Kyle McGowin was unable to get consistent outs and lasted only four innings. The right-hander allowed five runs on six hits - two of them homers - with a walk and two strikeouts. Brian Anderson smacked a two-run shot in the first to put the Marlins up 2-0. A homer by Curtis Granderson in the fourth made it 5-4 Miami.
“I was falling behind every hitter pretty much,” McGowin said. “They were putting good swings on balls I was missing and just leaving the ball up.”
In the fifth inning, Joe Ross struggled in relief, surrendering an RBI double to Harold Ramirez and a two-run single to Jorge Alfaro to extend the Marlins lead to 8-4.
The Nats chipped away with single runs in the fifth and sixth frames. Rendon’s double and a Soto single, which extended his hitting streak to eight games, helped to make it 8-5. Turner’s second hit of the game in the sixth, a run-scoring single to right field, made it 8-6 Marlins.

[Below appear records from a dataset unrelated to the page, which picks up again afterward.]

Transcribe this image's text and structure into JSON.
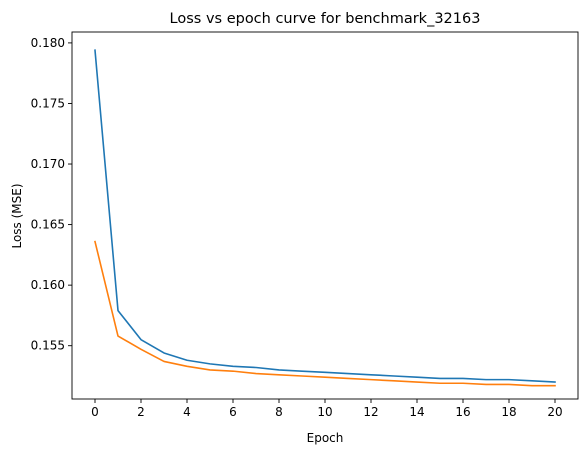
{
  "chart_data": {
    "type": "line",
    "title": "Loss vs epoch curve for benchmark_32163",
    "xlabel": "Epoch",
    "ylabel": "Loss (MSE)",
    "xlim": [
      -1,
      21
    ],
    "ylim": [
      0.1506,
      0.1809
    ],
    "xticks": [
      0,
      2,
      4,
      6,
      8,
      10,
      12,
      14,
      16,
      18,
      20
    ],
    "yticks": [
      0.155,
      0.16,
      0.165,
      0.17,
      0.175,
      0.18
    ],
    "ytick_labels": [
      "0.155",
      "0.160",
      "0.165",
      "0.170",
      "0.175",
      "0.180"
    ],
    "grid": false,
    "x": [
      0,
      1,
      2,
      3,
      4,
      5,
      6,
      7,
      8,
      9,
      10,
      11,
      12,
      13,
      14,
      15,
      16,
      17,
      18,
      19,
      20
    ],
    "series": [
      {
        "color": "#1f77b4",
        "values": [
          0.1794,
          0.1579,
          0.1555,
          0.1544,
          0.1538,
          0.1535,
          0.1533,
          0.1532,
          0.153,
          0.1529,
          0.1528,
          0.1527,
          0.1526,
          0.1525,
          0.1524,
          0.1523,
          0.1523,
          0.1522,
          0.1522,
          0.1521,
          0.152
        ]
      },
      {
        "color": "#ff7f0e",
        "values": [
          0.1636,
          0.1558,
          0.1547,
          0.1537,
          0.1533,
          0.153,
          0.1529,
          0.1527,
          0.1526,
          0.1525,
          0.1524,
          0.1523,
          0.1522,
          0.1521,
          0.152,
          0.1519,
          0.1519,
          0.1518,
          0.1518,
          0.1517,
          0.1517
        ]
      }
    ]
  }
}
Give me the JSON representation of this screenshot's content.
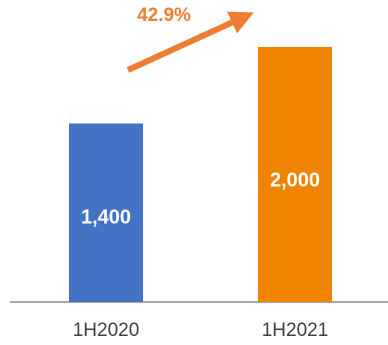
{
  "chart_data": {
    "type": "bar",
    "categories": [
      "1H2020",
      "1H2021"
    ],
    "values": [
      1400,
      2000
    ],
    "value_labels": [
      "1,400",
      "2,000"
    ],
    "colors": [
      "#4472C4",
      "#F08300"
    ],
    "ylim": [
      0,
      2100
    ],
    "grid": false,
    "legend": "none",
    "annotation": {
      "text": "42.9%",
      "color": "#ED7D31",
      "shape": "arrow-up-right"
    }
  }
}
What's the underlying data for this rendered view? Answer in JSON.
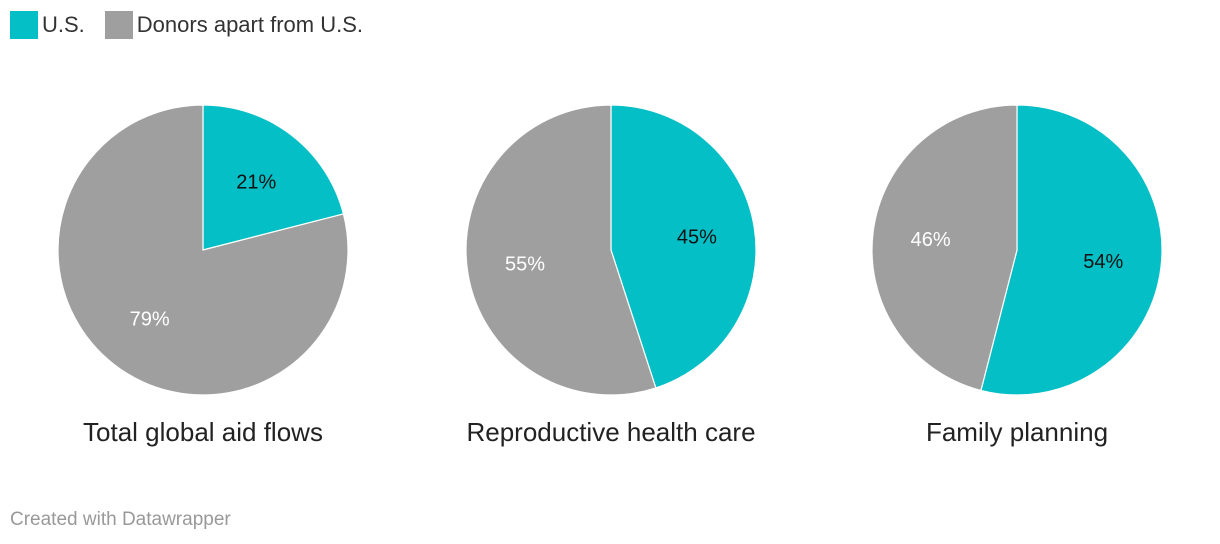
{
  "colors": {
    "us": "#04bfc6",
    "donors": "#a09f9f",
    "label_on_us": "#111111",
    "label_on_donors": "#ffffff"
  },
  "legend": [
    {
      "label": "U.S.",
      "key": "us"
    },
    {
      "label": "Donors apart from U.S.",
      "key": "donors"
    }
  ],
  "chart_data": {
    "type": "pie",
    "series_names": [
      "U.S.",
      "Donors apart from U.S."
    ],
    "charts": [
      {
        "title": "Total global aid flows",
        "values": [
          21,
          79
        ],
        "labels": [
          "21%",
          "79%"
        ]
      },
      {
        "title": "Reproductive health care",
        "values": [
          45,
          55
        ],
        "labels": [
          "45%",
          "55%"
        ]
      },
      {
        "title": "Family planning",
        "values": [
          54,
          46
        ],
        "labels": [
          "54%",
          "46%"
        ]
      }
    ]
  },
  "footer": {
    "credit": "Created with Datawrapper"
  }
}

Then in the seventh, the Nats tied the game thanks to a two-run double by Victor Robles.
The Nats trailed 4-1 and 8-4. It was 8-8 after seven.
But again, the Nats allowed a go ahead run in the eighth inning. Kyle Barraclough (1-1) surrendered a run-scoring single to Starlin Castro to give Miami a 9-8 lead. Tony Sipp and Barraclough combined to give up three hits in the inning. Then the Nats rallied for four runs highlighted by the Soto blast off of a 100 mph fastball from Marlins hurler Tayron Guerrero.
“I’m just seeing the ball really well against him,” Soto said. “He was like 99 mph and I see like 94 mph. So I just tried to when I swung that ball I swung a little bit harder. I just tried to concentrate and hit the ball and then see what happens.”
Miami rolled up 15 hits and scored in six different innings, hitting two homers and two doubles. Anderson went 2-for-4 with two hits, including a homer, a walk, a hit by pitch, two RBIs and two runs scored, but it was their first loss in seven games. And the Nats got it done. But Martinez knows there is still work to be done. He knows the frustration of their 20-31 record is felt in stands at Nats Park as well.
“I can tell you right now if I was a fan, I’m frustrated,” Martinez said. “I am. And I am a fan of these guys because I know them. They don’t want to play like that. I know they don’t. But, hey, I keep telling them every day: simplify. You are not going to win 14 games with just one game. Play one game, just play one game. Every pitch of every inning, just play that pitch and move on from there. Don’t think you’re going to make up all these games in one. Just play the game, simplify everything, just play hard.
“They play hard, but we got to clean it up.”